Single by Rod Wave

from the album Pray 4 Love (Deluxe)
- Released: July 31, 2020
- Length: 2:54
- Label: Alamo; Interscope; Geffen;
- Songwriters: Rodarius Green; Timothy Link; Thomas Horton;
- Producers: KobéBeats; Timmy Da HitMan; TnTXD;

Rod Wave singles chronology
| "Through the Wire" (2020) | "Freestyle" (2020) | "Gambling" (2020) |

Music video
- "Freestyle" on YouTube

= Freestyle (Rod Wave song) =

2020 single by Rod Wave

"Freestyle" is a song by American rapper and singer Rod Wave. It was released on July 31, 2020 in the lead up to the deluxe edition of his second studio album Pray 4 Love, which was released on August 7. It is the eight single from the album.
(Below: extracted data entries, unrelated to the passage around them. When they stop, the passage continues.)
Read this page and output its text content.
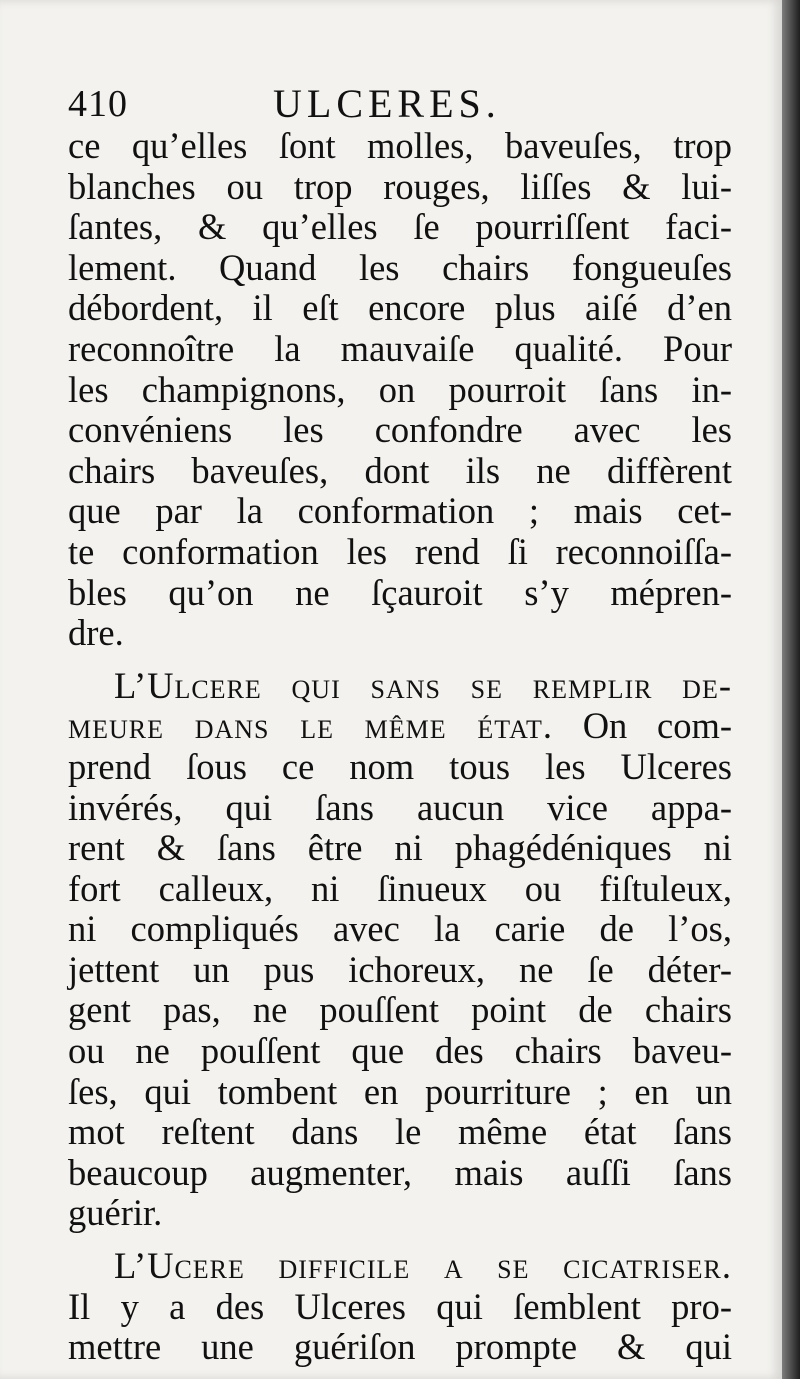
410	ULCERES.
ce qu’elles ſont molles, baveuſes, trop
blanches ou trop rouges, liſſes & lui-
ſantes, & qu’elles ſe pourriſſent faci-
lement. Quand les chairs fongueuſes
débordent, il eſt encore plus aiſé d’en
reconnoître la mauvaiſe qualité. Pour
les champignons, on pourroit ſans in-
convéniens les confondre avec les
chairs baveuſes, dont ils ne diffèrent
que par la conformation ; mais cet-
te conformation les rend ſi reconnoiſſa-
bles qu’on ne ſçauroit s’y mépren-
dre.
L’Ulcere qui sans se remplir de-
meure dans le même état. On com-
prend ſous ce nom tous les Ulceres
invérés, qui ſans aucun vice appa-
rent & ſans être ni phagédéniques ni
fort calleux, ni ſinueux ou fiſtuleux,
ni compliqués avec la carie de l’os,
jettent un pus ichoreux, ne ſe déter-
gent pas, ne pouſſent point de chairs
ou ne pouſſent que des chairs baveu-
ſes, qui tombent en pourriture ; en un
mot reſtent dans le même état ſans
beaucoup augmenter, mais auſſi ſans
guérir.
L’Ucere difficile a se cicatriser.
Il y a des Ulceres qui ſemblent pro-
mettre une guériſon prompte & qui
The song sees Rod Wave rap-singing about his come up.

==Composition==
As the title suggests, the song is a freestyle rap, with no proper structure, finding Rod Wave employing a "straightforward" approach, rap-singing about his rising career and perseverance over a soft piano melody and "scintillating" drums.

==Critical reception==
Alex Zidel of HotNewHipHop gave the song a "VERY HOTTTTT" rating, and stated: "Hopping in the studio and blurting out whatever came to his mind, Wave managed to bring out more emotion than most people would have accomplished bringing a written verse to the studio". AllHipHop opined that "sometimes there's no need to complicate things and in this case with Rod Wave, he's got a formula that works!" HipHopDXs Devon Jefferson named it one the hottest tracks of the week and praised how Rod Wave "exercises his vocal cords with some mental floss bars for the struggle".

==Music video==
The official video, directed by TRUFilms, was released on July 30, 2020, a day prior to the song's release. It sees Rod wave boasting his riches and flaunting his wealth. Billboards Heran Mamo noted how the visual "gives fans an exclusive peek of the millions of ways the bright rap rookie stacks his six million in cash, from on the bed of his tour bus to in the bathtub of his hotel room".

==Charts==

| Chart (2020) | Peak position |
|---|---|
| US Billboard Hot 100 | 86 |
| US Hot R&B/Hip-Hop Songs (Billboard) | 32 |
| US Rolling Stone Top 100 | 73 |

== Certifications ==

| Region | Certification | Certified units/sales |
| United States (RIAA) | Platinum | 1,000,000^{‡} |
^{‡} Sales+streaming figures based on certification alone.